The Value of the Doctor’s Touch

At Stanford Medicine 25, we have long discussed the delicate interplay between human touch and technology in medicine. Our own Abraham Verghese, M.D., who is a passionate advocate for the physical exam, has underscored the pitfalls of focusing on what he refers to as the “iPatient”—the virtual representation of the patient based on lab tests and imaging.

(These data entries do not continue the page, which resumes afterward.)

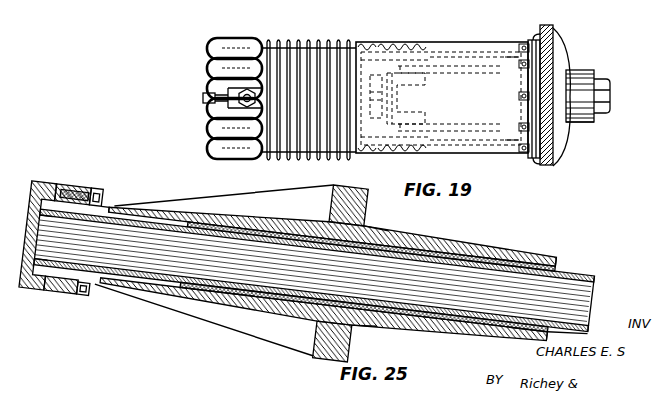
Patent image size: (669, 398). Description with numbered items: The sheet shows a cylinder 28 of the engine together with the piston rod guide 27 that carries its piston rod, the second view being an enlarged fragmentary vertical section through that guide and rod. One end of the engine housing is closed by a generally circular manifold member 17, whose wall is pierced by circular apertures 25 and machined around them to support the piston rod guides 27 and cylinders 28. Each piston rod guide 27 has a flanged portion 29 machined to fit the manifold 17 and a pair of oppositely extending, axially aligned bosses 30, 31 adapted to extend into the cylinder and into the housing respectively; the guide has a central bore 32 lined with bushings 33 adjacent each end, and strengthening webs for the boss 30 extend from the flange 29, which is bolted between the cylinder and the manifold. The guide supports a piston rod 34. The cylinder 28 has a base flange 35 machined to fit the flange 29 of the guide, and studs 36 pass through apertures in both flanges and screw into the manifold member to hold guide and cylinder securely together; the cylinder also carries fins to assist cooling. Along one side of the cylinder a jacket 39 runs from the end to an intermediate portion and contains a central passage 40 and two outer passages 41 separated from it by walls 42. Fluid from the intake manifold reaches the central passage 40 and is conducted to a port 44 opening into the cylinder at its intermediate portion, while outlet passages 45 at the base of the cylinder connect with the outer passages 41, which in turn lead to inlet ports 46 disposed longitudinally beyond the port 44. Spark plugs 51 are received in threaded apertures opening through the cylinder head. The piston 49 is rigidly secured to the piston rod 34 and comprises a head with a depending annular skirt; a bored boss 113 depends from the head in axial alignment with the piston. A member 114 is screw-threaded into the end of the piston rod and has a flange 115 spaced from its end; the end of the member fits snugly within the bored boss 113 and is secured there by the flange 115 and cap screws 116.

In FIG. 19, the manifold member 17 is at (556, 60).
In FIG. 25, the manifold member 17 is at (366, 218).
In FIG. 25, the circular apertures 25 is at (366, 322).
In FIG. 19, the piston rod guide 27 is at (594, 120).
In FIG. 25, the piston rod guide 27 is at (540, 260).
In FIG. 19, the cylinder 28 is at (312, 62).
In FIG. 19, the flanged portion 29 is at (527, 42).
In FIG. 25, the flanged portion 29 is at (318, 348).
In FIG. 25, the boss 30 is at (232, 318).
In FIG. 19, the boss 31 is at (588, 74).
In FIG. 25, the boss 31 is at (505, 340).
In FIG. 25, the central bore 32 is at (410, 234).
In FIG. 25, the bushings 33 is at (192, 214).
In FIG. 19, the piston rod 34 is at (610, 92).
In FIG. 25, the piston rod 34 is at (586, 272).
In FIG. 19, the base flange 35 is at (538, 160).
In FIG. 19, the studs 36 is at (532, 150).
In FIG. 19, the jacket 39 is at (470, 146).
In FIG. 19, the central passage 40 is at (456, 80).
In FIG. 19, the outer passages 41 is at (434, 66).
In FIG. 19, the walls 42 is at (398, 70).
In FIG. 19, the port 44 is at (388, 48).
In FIG. 19, the outlet passages 45 is at (518, 46).
In FIG. 19, the inlet ports 46 is at (368, 60).
In FIG. 25, the piston 49 is at (40, 190).
In FIG. 19, the spark plugs 51 is at (208, 78).
In FIG. 25, the bored boss 113 is at (62, 188).
In FIG. 25, the member 114 is at (110, 204).
In FIG. 25, the flange 115 is at (94, 188).
In FIG. 25, the cap screws 116 is at (82, 296).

While this technology is undoubtedly valuable, it cannot replace the act of physically laying hands on a patient. Verghese best captures this sentiment in his 2011 TED Talk, “A Doctor’s Touch.” “I am not a luddite,” he explains. “I teach at Stanford. I’m a physician practicing with cutting-edge technology. But I’d like to make the case to you that when we shortcut the physical exam, when we lean towards ordering tests instead of talking to and examining the patient, we not only overlook simple diagnoses that can be diagnosed at a treatable, early stage, but we’re losing much more than that. We’re losing a ritual that I believe is transformative, transcendent and is at the heart of the physician-patient relationship.” We find that his words ring true, especially today!

How AI Can Support Bedside Medicine

As we move forward, our hope is that we can foster a culture in medicine that balances hands-on patient interactions with the many benefits offered by AI and other technology.

In fact, our blog post from 2018 examines “how AI can complement – not compete with –physicians’ diagnostic skills.” Rather than viewing AI as a tool that could substitute the work of clinicians, we are hopeful that AI can allow us to spend more time interacting with our patients. “By bringing added diagnostic capabilities to the bedside, AI and other technology, like the latest generation of point-of-care ultrasound (POCUS), are helping physicians remain at the bedside, instead of being pulled away from it,” the post explains.

We look forward to watching AI advancements unfold as we find new ways to enrich our time with patients!